According to Captain Jose Maria Olazabal, the 43-year-old Scot, up to second in the standings behind Rory McIlroy, is "pretty much in" after finishing tied for second behind Luke Donald at the BMW PGA Championship last Sunday.
And while others might have raised their eyebrows about Lawrie deciding not to enter the U.S. Open -- he thinks he is better served staying in Europe to pick up more cup points -- Olazabal sees one big positive in that.
"It says a lot about what he thinks of the Ryder Cup, how important it is to him," said Olazabal.
Olazabal and Lawrie were teammates back in 1999 -- the fiercely contested "Battle of Brookline." The Spaniard waited seven years for his next appearance, but if Lawrie makes it to Chicago this September he will have bridged a gap almost twice as long.

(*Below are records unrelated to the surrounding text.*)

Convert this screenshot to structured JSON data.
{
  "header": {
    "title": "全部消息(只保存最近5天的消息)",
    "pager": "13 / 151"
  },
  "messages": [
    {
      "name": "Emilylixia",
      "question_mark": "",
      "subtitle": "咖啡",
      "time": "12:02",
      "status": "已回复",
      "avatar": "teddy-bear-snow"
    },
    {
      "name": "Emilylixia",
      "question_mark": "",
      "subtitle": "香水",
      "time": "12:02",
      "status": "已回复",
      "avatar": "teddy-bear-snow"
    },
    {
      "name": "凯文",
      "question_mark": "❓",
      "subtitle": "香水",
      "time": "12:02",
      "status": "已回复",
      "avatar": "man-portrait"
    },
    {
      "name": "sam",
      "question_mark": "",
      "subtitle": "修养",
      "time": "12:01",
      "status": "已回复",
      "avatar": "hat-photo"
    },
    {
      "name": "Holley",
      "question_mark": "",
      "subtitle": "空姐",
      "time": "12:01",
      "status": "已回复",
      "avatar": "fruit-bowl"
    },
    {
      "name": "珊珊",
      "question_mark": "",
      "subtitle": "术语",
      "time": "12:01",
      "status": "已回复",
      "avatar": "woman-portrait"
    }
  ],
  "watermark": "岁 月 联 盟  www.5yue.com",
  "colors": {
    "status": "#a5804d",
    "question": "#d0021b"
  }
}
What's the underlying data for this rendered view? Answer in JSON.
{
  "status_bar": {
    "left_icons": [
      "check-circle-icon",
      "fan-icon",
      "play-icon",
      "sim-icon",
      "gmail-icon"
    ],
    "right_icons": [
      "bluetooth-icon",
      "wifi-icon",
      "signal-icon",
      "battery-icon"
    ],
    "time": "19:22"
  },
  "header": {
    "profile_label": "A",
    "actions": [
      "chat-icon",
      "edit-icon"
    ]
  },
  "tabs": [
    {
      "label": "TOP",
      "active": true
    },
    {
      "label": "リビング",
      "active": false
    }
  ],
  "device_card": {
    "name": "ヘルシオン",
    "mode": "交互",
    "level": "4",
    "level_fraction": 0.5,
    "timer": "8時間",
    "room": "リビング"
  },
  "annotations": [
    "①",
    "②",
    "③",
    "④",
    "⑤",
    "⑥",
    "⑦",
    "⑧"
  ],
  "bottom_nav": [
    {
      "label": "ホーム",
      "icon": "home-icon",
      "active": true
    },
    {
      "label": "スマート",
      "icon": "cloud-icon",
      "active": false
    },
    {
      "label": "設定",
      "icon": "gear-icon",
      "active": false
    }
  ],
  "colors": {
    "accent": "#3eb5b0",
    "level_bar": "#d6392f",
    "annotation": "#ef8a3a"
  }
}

Only Ireland's Christy O'Connor Jr. went longer. He debuted in 1975 and his second appearance came in 1989 at The Belfry, when his dramatic win over Fred Couples helped Europe retain the trophy.
Lawrie, the reigning British Open champion when he played in Boston, hit the opening drive of the week and partnered with Colin Montgomerie to win two and halve one of their four games together. He also beat Jeff Maggert in the singles to finish tied for the top points-scorer in the match with 3.5 points out of five.
The Aberdeen native has been an outsider looking in ever since, though. He was at Celtic Manor two years ago, but that was to commentate, not play.
Things started to change last March. Ranked 272nd in the world at the time, his win at the Andalucia Open was his first in nine years.
In December, he was runner-up to Alvaro Quiros at the Dubai World Championship; in February he won the Qatar Masters -- just as he did in 1999 -- and then on Sunday he shot a joint best-of-the-day 66 to tie Justin Rose for second place.
They were four behind Donald, whose masterclass took him back to world No. 1 ahead of McIlroy in the sixth change between them in less than three months, but the rewards were still plenty.
As well as moving up the Ryder Cup table, Lawrie jumped from 40th to 29th in the world, matching his highest-ever position of 12 years ago and, with Martin Laird missing the cut, making him Scotland's top player for the first time.
"It's more of a scheduling thing for me," he said of his decision to skip the U.S. Open. "The big priority and the big goal for me is to get back in the Ryder Cup team.
"I feel that the U.S. Open is not a venue that's ever suited to my game," he explained. "Not going means I can have two weeks off (following this week's Wales Open) and concentrate on the run of five tournaments afterwards."
And on why his career is hitting the heights again, Lawrie said: "I'm a better putter, I'm a slightly better ball-striker and I've been working out a little bit. I'm a little stronger, hitting the ball a bit further and playing a lot of golf at home.
"I was getting into a kind of rut of being quite technical and hitting balls instead of playing," he added. "When my boys (both promising players) got older, I started playing more with them and now all of a sudden I'm tournament sharp all the time, I feel."